Fixes (Pitfalls → Solutions)

  • Over-long contexts → Use 800–1200 token chunks and a strict prompt.

  • Stale embeddings → Re-embed on content update. Track document last_modified.

  • Weak citations → Attach source, page, loc metadata at ingest.

  • Cold starts → Warm LLM session with a health probe calling a trivial prompt.

FAQs

How do I add reranking?
Insert a reranker stage after merging FAISS+Pinecone results. Keep the top 4–6 by cross-encoder score.

How do I scale?
Front with an API gateway. Use autoscaling pods. Cache frequent Q&A responses.

Can I run fully offline?
Yes. Replace OpenAI with a local model and Pinecone with a local vector DB like Chroma or Milvus.

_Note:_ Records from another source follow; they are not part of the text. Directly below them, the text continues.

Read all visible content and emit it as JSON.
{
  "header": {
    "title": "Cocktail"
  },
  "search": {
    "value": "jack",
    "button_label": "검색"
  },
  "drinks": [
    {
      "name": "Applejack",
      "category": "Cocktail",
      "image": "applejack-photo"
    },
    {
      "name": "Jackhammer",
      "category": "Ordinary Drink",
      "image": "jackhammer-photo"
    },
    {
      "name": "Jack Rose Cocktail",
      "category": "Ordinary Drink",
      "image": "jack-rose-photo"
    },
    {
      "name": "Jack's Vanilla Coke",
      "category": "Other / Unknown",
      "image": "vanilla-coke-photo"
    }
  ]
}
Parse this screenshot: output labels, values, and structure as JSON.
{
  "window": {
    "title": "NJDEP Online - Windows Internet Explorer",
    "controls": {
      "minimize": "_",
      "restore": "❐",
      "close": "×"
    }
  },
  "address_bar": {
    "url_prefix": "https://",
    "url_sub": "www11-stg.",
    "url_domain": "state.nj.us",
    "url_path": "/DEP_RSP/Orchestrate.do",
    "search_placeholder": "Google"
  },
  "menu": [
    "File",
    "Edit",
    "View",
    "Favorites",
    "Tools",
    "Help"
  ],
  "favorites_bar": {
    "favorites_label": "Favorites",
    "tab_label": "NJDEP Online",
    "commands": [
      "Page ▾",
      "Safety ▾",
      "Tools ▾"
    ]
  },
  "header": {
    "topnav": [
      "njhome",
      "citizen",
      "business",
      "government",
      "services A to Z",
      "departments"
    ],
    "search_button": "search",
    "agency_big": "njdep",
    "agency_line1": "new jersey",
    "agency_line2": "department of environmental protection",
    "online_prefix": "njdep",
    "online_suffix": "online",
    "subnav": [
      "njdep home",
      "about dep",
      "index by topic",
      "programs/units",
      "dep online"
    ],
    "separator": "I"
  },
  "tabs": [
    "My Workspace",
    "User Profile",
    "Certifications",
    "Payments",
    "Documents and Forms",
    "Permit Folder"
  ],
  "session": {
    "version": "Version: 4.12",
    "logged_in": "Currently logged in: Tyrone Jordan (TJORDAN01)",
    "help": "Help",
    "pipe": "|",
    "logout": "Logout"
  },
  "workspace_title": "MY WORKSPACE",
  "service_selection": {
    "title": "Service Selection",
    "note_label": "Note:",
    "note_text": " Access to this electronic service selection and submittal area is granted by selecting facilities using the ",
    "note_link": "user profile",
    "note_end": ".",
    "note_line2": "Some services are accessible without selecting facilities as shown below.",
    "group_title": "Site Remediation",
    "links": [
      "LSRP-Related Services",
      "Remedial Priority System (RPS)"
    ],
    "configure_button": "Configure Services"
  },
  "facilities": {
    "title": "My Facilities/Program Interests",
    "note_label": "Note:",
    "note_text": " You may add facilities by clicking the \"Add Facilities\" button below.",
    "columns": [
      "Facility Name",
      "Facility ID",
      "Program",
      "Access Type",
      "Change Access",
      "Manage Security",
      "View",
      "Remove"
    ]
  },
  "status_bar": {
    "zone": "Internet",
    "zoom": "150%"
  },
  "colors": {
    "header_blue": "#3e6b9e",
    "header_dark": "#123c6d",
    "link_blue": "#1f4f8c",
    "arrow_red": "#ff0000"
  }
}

How do I log prompts safely?
Hash user inputs and mask entities. Store only metadata and latency.

Conclusion

You now have a unique, production-leaning RAG stack:

  • Multi-source retrieval with FAISS + Pinecone

  • Quantitative evaluation endpoint for faithfulness and latency

  • FastAPI service with simple auth, Docker packaging, and clear interfaces

This is a developer-ready USP: measurable answers, reliable citations, and an API you can ship today.